Peintre, auteur, réalisateur, jardinier et penseur, Pierre Gauvreau a marqué l'imaginaire des Québécois par ses téléromans (Cormoran, Le temps d'une paix, Le volcan tranquille), mais a surtout entraîné dans son sillage tout un cercle d'amis inspirés, anti-conformistes et audacieux. À travers l'exposition imaginée par sa compagne Janine Carreau, présentée au Musée de la civilisation du Québec jusqu'au 28 septembre 2014, c'est l'univers de l'artiste dans tout son foisonnement qui nous est dévoilé.

Beaucoup d'oeuvres, de couleurs, d'intéressantes références culturelles et de documents d'archives se côtoient dans l'exposition Pierre Gauvreau. J'espérais vous voir ici. Mais le tout est agencé et organisé avec style, si bien qu'on a l'impression agréable d'entrer dans un grand jardin de peinture et d'idées. Et le signataire du Refus Global, frère de Claude Gauvreau, ami de Jean-Paul Riopelle et de tant d'autres, avait l'imagination fertile et les idées nombreuses.

Les amis présents

Lors de la visite de presse, le réalisateur Charles Binamé, les comédiens Jacques L'Heureux et Nicole Leblanc, ainsi que la peintre Françoise Sullivan, premier amour et amie de Pierre Gauvreau, parcouraient l'exposition avec les yeux brillants. Dans des collages, des «curriculum vitae», les visages amis apparaissent en mosaïque.

Gauvreau a donné son autorisation pour réaliser l'exposition quelques temps avant sa mort, survenue en 2011, et sa complice des 35 dernières années, Janine Carreau, elle-même artiste, s'est imposée tout naturellement comme commissaire.

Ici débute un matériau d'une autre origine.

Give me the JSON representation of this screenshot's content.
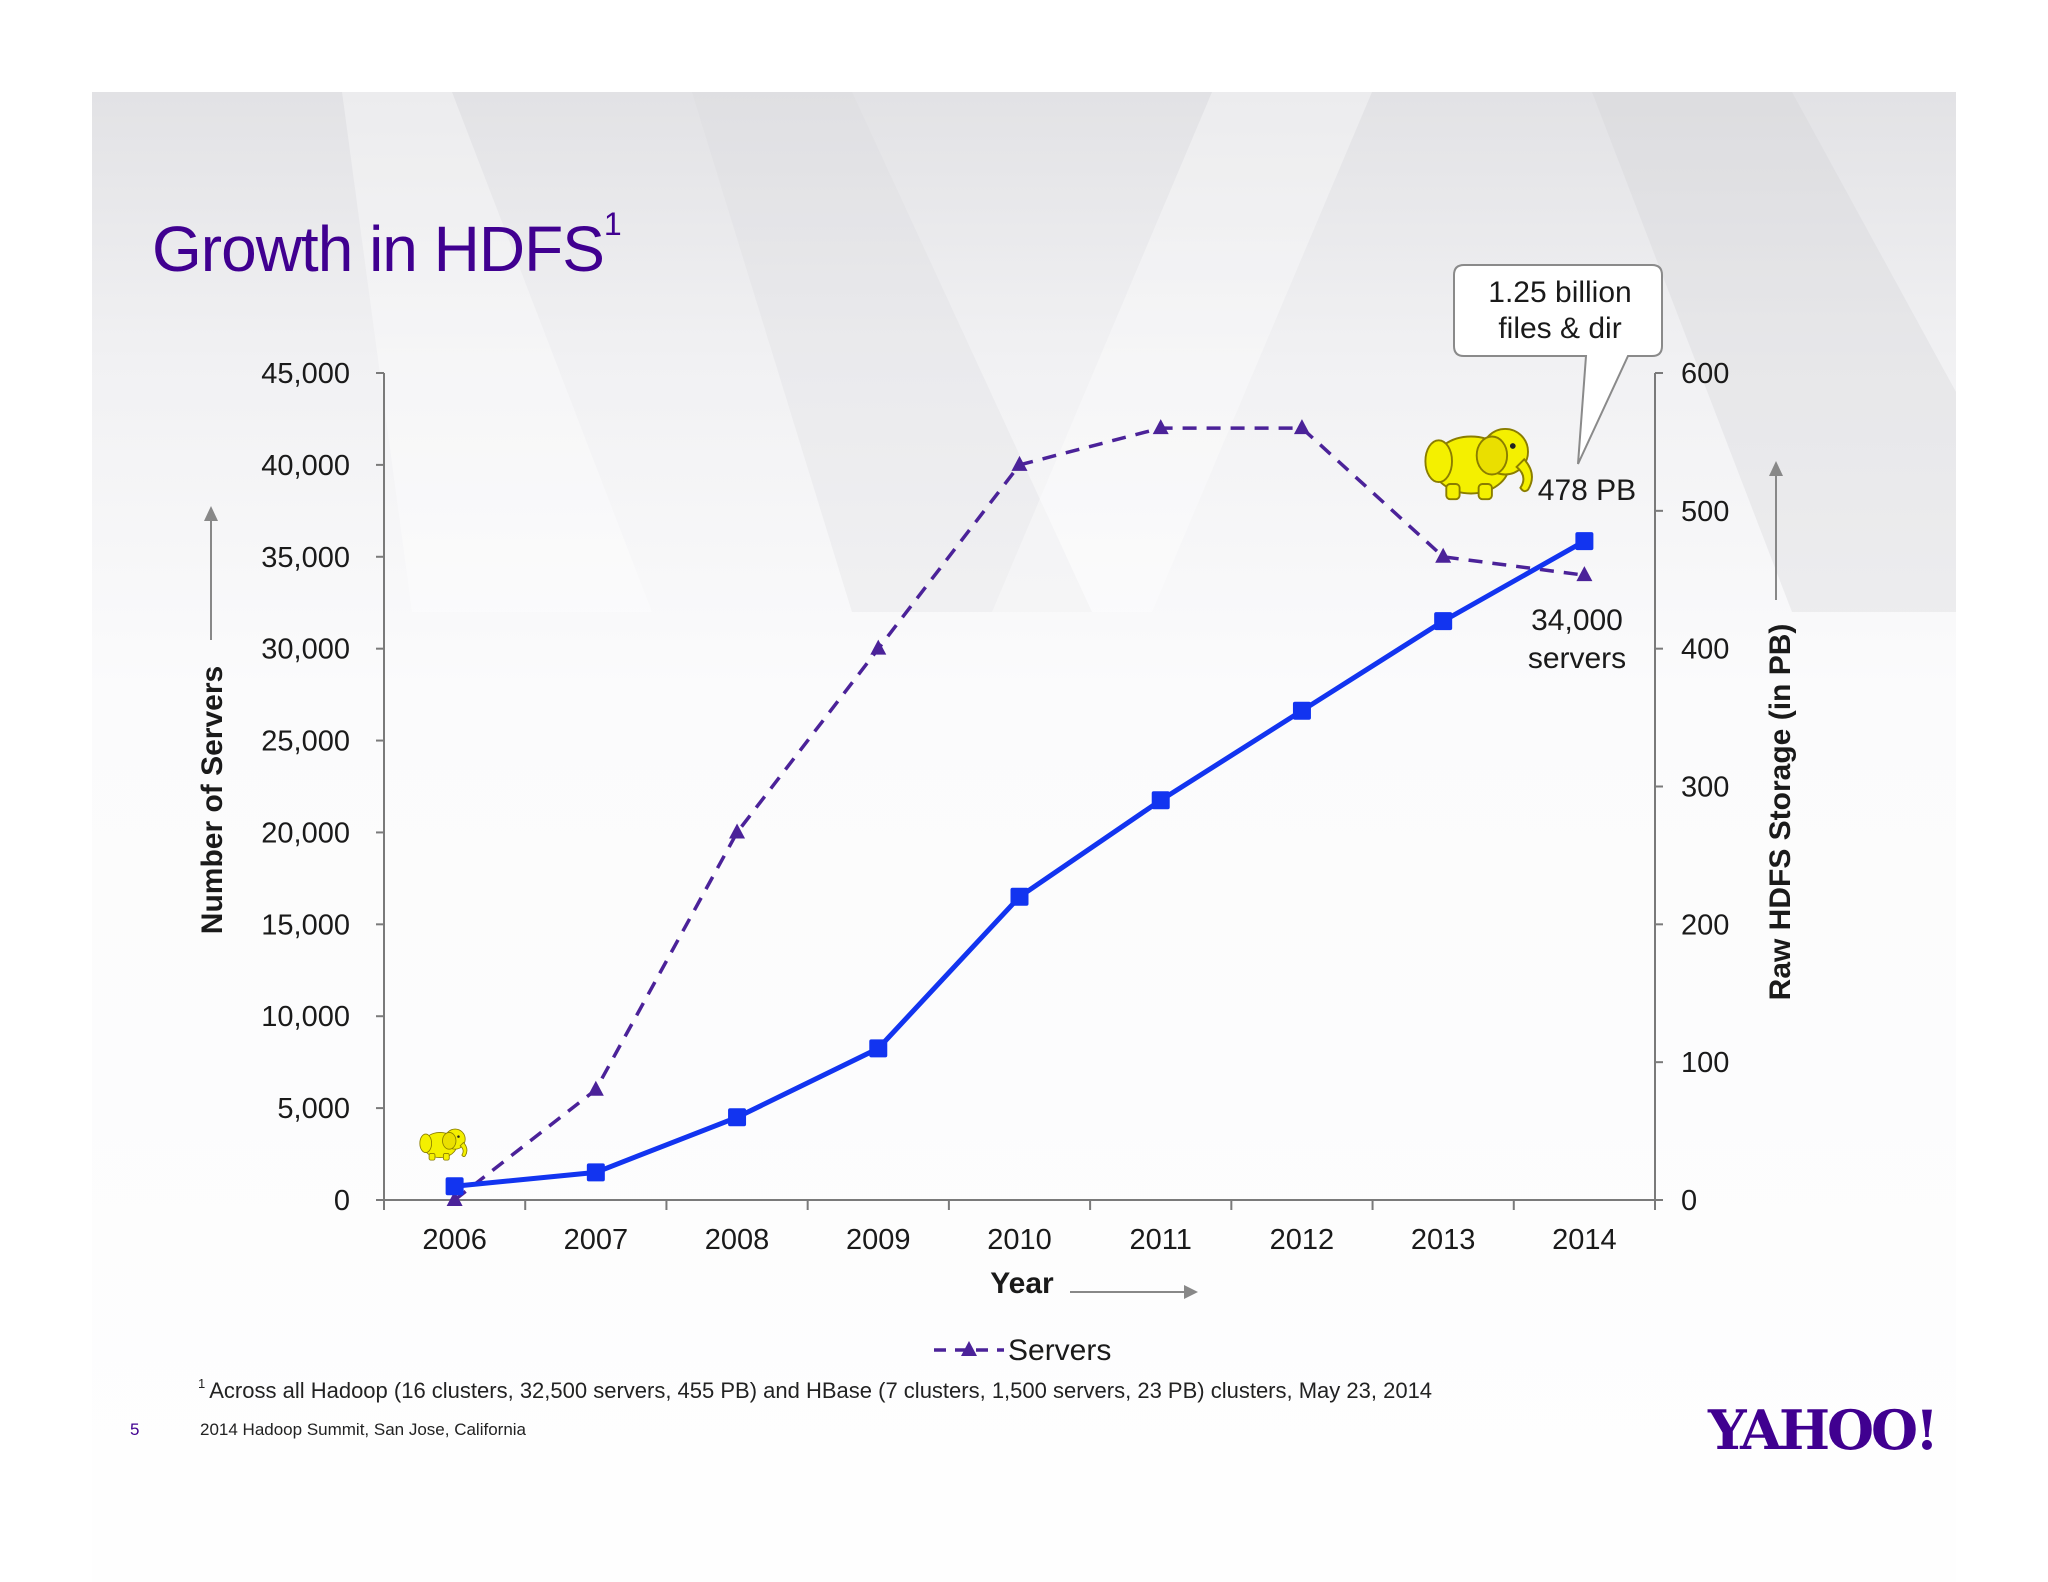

«J'ai toujours refusé de nous voir comme des collectionneurs. Mais avec 104 pièces données au Musée de la civilisation, dont 50 d'art populaire et 54 d'art contemporain, je n'ai plus trop le choix d'accepter l'étiquette», indique Mme Carreau, visiblement émue. Beaucoup de prêts complètent cette donation.

La pensée de Gauvreau imprègne l'exposition, notamment grâce à plusieurs documents vidéos réalisés par Charles Binamé qui contiennent des images d'archives, des témoignages inédits et des extraits de ses téléromans. «Il [Pierre Gauvreau] a aidé à donner des lettres de noblesse à un genre dévalué», note Mme Carreau.

«C'était un démocrate, dans le vrai sens du terme. Il voulait donner la plus grande qualité possible au plus grand nombre.»

L'exposition est en quatre volets, explique la conservatrice Valérie Laforge. On entre dans Regards d'avant-garde, qui met de l'avant des oeuvres réalisées par des amis et artistes importants et qui nous plonge dans le contexte créatif survolté de l'époque du Refus Global. Puis la zone L'atelier des possibles nous transporte dans l'atelier du peintre, lieu où Gauvreau écrivait également ses téléromans.

L'observatoire lyrique dévoile, dans un espace circulaire, 13 tableaux de la série Les insoumis, consacrés à des êtres héroïques ostracisés par l'Église ou occultés par l'Histoire. Le tout s'ouvre sur Jardins infinis, où se trouve un des derniers tableaux réalisé par l'artiste, intitulé Passe-partout pour l'insondé, et son colossal journal imagé: 384 jours, un carré coloré pour chacun. Et des oeuvres d'amis, dont une sculpture de Roch Plante (Réjean Ducharme), puisque visiblement Gauvreau cultivait les amitiés comme il entretenait amoureusement son vaste jardin.

C'est une très belle plongée dans l'univers d'un artiste lumineux, aussi rassembleur que contestataire, que nous offre le MCQ.